Scrolling down you can see a list of ingested fields. SQLake has automatically inferred the data type of the incoming data, along with its density (how often it shows in each event), cardinality, top values, and when that field was first and last seen. This is especially useful as schema’s evolve overtime. In our example you can see that all fields were first and last scene at the same time. If we run this ingestion over the next few months though, if a new field starts showing up in our data we may see that data was first seen a few days ago, or we may see that a field was last seen a few days ago. Keeping tabs on this will help us know whether we may want to include, or exclude certain fields in our transformations, and/or update our transformations as our schema evolves.

Now click on a specific field in the left hand catalog view, for example customer.address.state. The field details will show some key overview metrics, but also give you a sampling of values that we’ve seen, along with their distribution within the data.

Schema Statistics Field

Click through several fields and take note of any data “problems” that you see, for example 0 showing up in the nettotal column and the ordertype field having both upper and lower case values.

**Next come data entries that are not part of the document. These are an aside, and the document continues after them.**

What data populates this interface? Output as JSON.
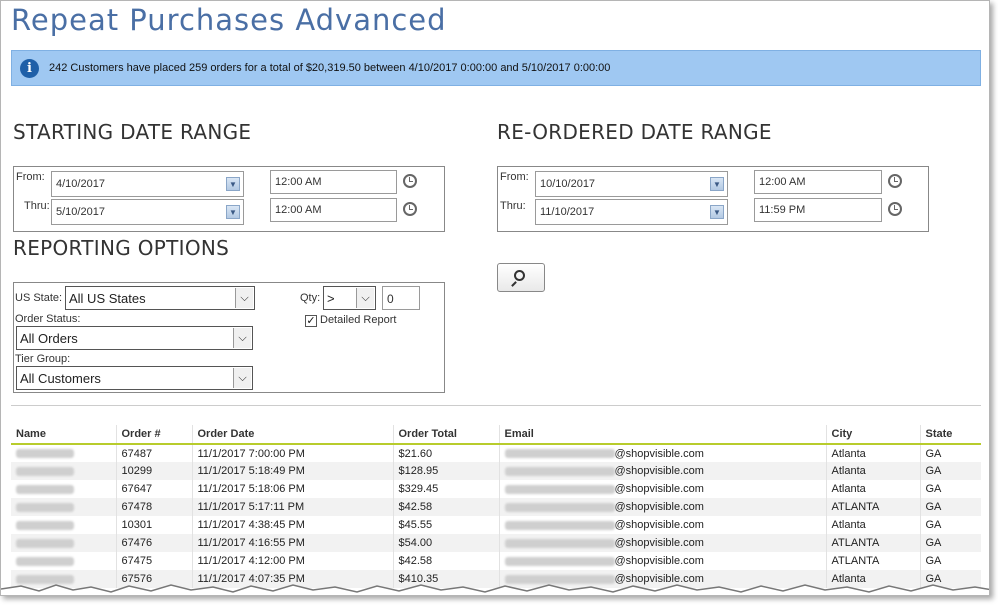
{
  "page": {
    "title": "Repeat Purchases Advanced"
  },
  "info_banner": {
    "icon": "info-icon",
    "text": "242 Customers have placed 259 orders for a total of $20,319.50 between 4/10/2017 0:00:00 and 5/10/2017 0:00:00"
  },
  "starting_range": {
    "heading": "STARTING DATE RANGE",
    "from_label": "From:",
    "thru_label": "Thru:",
    "from_date": "4/10/2017",
    "thru_date": "5/10/2017",
    "from_time": "12:00 AM",
    "thru_time": "12:00 AM"
  },
  "reordered_range": {
    "heading": "RE-ORDERED DATE RANGE",
    "from_label": "From:",
    "thru_label": "Thru:",
    "from_date": "10/10/2017",
    "thru_date": "11/10/2017",
    "from_time": "12:00 AM",
    "thru_time": "11:59 PM"
  },
  "reporting": {
    "heading": "REPORTING OPTIONS",
    "us_state_label": "US State:",
    "us_state_value": "All US States",
    "order_status_label": "Order Status:",
    "order_status_value": "All Orders",
    "tier_group_label": "Tier Group:",
    "tier_group_value": "All Customers",
    "qty_label": "Qty:",
    "qty_operator": ">",
    "qty_value": "0",
    "detailed_report_label": "Detailed Report",
    "detailed_report_checked": true
  },
  "table": {
    "columns": [
      "Name",
      "Order #",
      "Order Date",
      "Order Total",
      "Email",
      "City",
      "State"
    ],
    "rows": [
      {
        "order": "67487",
        "date": "11/1/2017 7:00:00 PM",
        "total": "$21.60",
        "email_domain": "@shopvisible.com",
        "city": "Atlanta",
        "state": "GA"
      },
      {
        "order": "10299",
        "date": "11/1/2017 5:18:49 PM",
        "total": "$128.95",
        "email_domain": "@shopvisible.com",
        "city": "Atlanta",
        "state": "GA"
      },
      {
        "order": "67647",
        "date": "11/1/2017 5:18:06 PM",
        "total": "$329.45",
        "email_domain": "@shopvisible.com",
        "city": "Atlanta",
        "state": "GA"
      },
      {
        "order": "67478",
        "date": "11/1/2017 5:17:11 PM",
        "total": "$42.58",
        "email_domain": "@shopvisible.com",
        "city": "ATLANTA",
        "state": "GA"
      },
      {
        "order": "10301",
        "date": "11/1/2017 4:38:45 PM",
        "total": "$45.55",
        "email_domain": "@shopvisible.com",
        "city": "Atlanta",
        "state": "GA"
      },
      {
        "order": "67476",
        "date": "11/1/2017 4:16:55 PM",
        "total": "$54.00",
        "email_domain": "@shopvisible.com",
        "city": "ATLANTA",
        "state": "GA"
      },
      {
        "order": "67475",
        "date": "11/1/2017 4:12:00 PM",
        "total": "$42.58",
        "email_domain": "@shopvisible.com",
        "city": "ATLANTA",
        "state": "GA"
      },
      {
        "order": "67576",
        "date": "11/1/2017 4:07:35 PM",
        "total": "$410.35",
        "email_domain": "@shopvisible.com",
        "city": "Atlanta",
        "state": "GA"
      }
    ]
  },
  "colors": {
    "title": "#4a6fa5",
    "banner": "#9fc8f2",
    "header_rule": "#b8cc2c"
  }
}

Because SQLake is directly integrated with Amazon Athena, you can directly query your ingestion table from within a worksheet. This is useful for verifying that data is being properly ingested, as well as for inspecting whether certain fields are as you expect. Go ahead and run the SELECT * in the worksheet, and see how the result set appears in your worksheet. Note: it make take 3-4 mins for data to populate the table.

/*
   Query your raw data in the staging table
   Note: It may take 3-4 minutes for the data to appear in your staging table.
*/
SELECT * FROM default_glue_catalog.database_714130.orders_raw_data limit 10;